Trowel & Error

Five steps

to putting the garden to bed

By Nancy Crowe
After Halloween, frost is more of a given than a risk, and snow isn’t out of the question. Your plants have probably finished blooming or fruiting and are looking a bit worse for the wear. It might seem easy — natural, even — to leave everything and let nature take its course. However, leaving decaying plant matter
all winter can set you up for disease and pest problems, and it looks pretty depressing besides.
Putting the garden to bed for the winter can be a sad task, especially when I’m trying to get it done while the sun is sinking on a chilly afternoon. I pull out the plant that, for whatever reason, never bloomed. I try to clear every last bit of debris from a battle with squash vine borer. Second-guessing sets in.
I try to think of these end-of-season chores as creating a clean slate for spring. In fact, I found a quote from garden writer Thalassa Cruso: “Fall is not the end of the gardening year; it is the start of next year’s gardening season.”
Here are my five basic steps for closing out the gardening season on a productive note:
Clean up. The weeds may be in better shape than the plants, but take them out. All those stray cherry tomatoes that went directly from ripe to rot and fell onto the soil should be removed, along with the plants they fell from and any other annuals still in the garden. There’s always that one annual that is still green and robust and looks like it could hang on for another month. Go ahead and leave it there a while longer, if you want — but when it’s got to go, it’s got to go. This is also a good time to get rid of those cedar planter bins that are literally falling apart; you wanted to squeeze one more season out of them, and you did.
Cut back. Trim perennials to a couple of inches above ground. When the plants are completely dormant and temperatures consistently below freezing, add a couple of inches of mulch. Mulch will help protect the root systems from extreme cold and temperature fluctuations (not that we ever have those here). Shredded tree leaves are great for this.
Turn over. Turn over the soil in the garden beds to make them less desirable winter nurseries for pests.
Put away. Dry garden hoses as much as you can, coil them up and stow them in a garage or shed. Pluck up the garden ornaments you so artfully arranged, and clean and put away tools.
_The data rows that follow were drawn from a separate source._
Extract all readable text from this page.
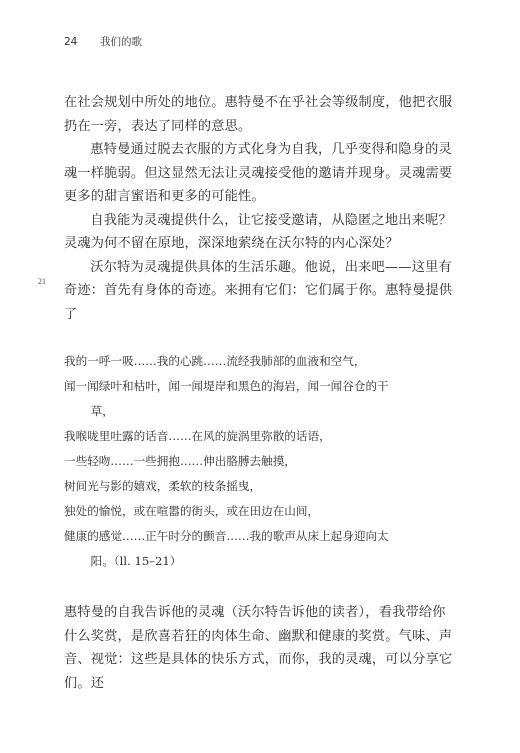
24 我们的歌
21

在社会规划中所处的地位。惠特曼不在乎社会等级制度，他把衣服扔在一旁，表达了同样的意思。

惠特曼通过脱去衣服的方式化身为自我，几乎变得和隐身的灵魂一样脆弱。但这显然无法让灵魂接受他的邀请并现身。灵魂需要更多的甜言蜜语和更多的可能性。

自我能为灵魂提供什么，让它接受邀请，从隐匿之地出来呢？灵魂为何不留在原地，深深地萦绕在沃尔特的内心深处？

沃尔特为灵魂提供具体的生活乐趣。他说，出来吧——这里有奇迹：首先有身体的奇迹。来拥有它们：它们属于你。惠特曼提供了

我的一呼一吸……我的心跳……流经我肺部的血液和空气，
闻一闻绿叶和枯叶，闻一闻堤岸和黑色的海岩，闻一闻谷仓的干
草，
我喉咙里吐露的话音……在风的旋涡里弥散的话语，
一些轻吻……一些拥抱……伸出胳膊去触摸，
树间光与影的嬉戏，柔软的枝条摇曳，
独处的愉悦，或在喧嚣的街头，或在田边在山间，
健康的感觉……正午时分的颤音……我的歌声从床上起身迎向太
阳。（ll. 15–21）

惠特曼的自我告诉他的灵魂（沃尔特告诉他的读者），看我带给你什么奖赏，是欣喜若狂的肉体生命、幽默和健康的奖赏。气味、声音、视觉：这些是具体的快乐方式，而你，我的灵魂，可以分享它们。还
Move ceramic containers inside or to a garage or porch where they won’t be broken by freezing and thawing.
Look back — then look forward. While this year’s successes and failures are still fresh in your mind, write them down. What worked? What didn’t work? It’s helpful to keep a record at the beginning of the season of what you planted, where you bought the plants or seeds and the brand and cultivar of the seeds. Now is a good time to get your soil tested, as it won’t have that spring sogginess and you can still amend it if needed. Then, with all of that in mind, think about what you want to do next year. The seed catalogs that are probably already filling your mailbox can help with that.
Oh, and it’s probably time for that “Welcome Summer” banner to come down from the front porch. However, the Santa Claus welcome mat you forgot to put away last year can probably stay.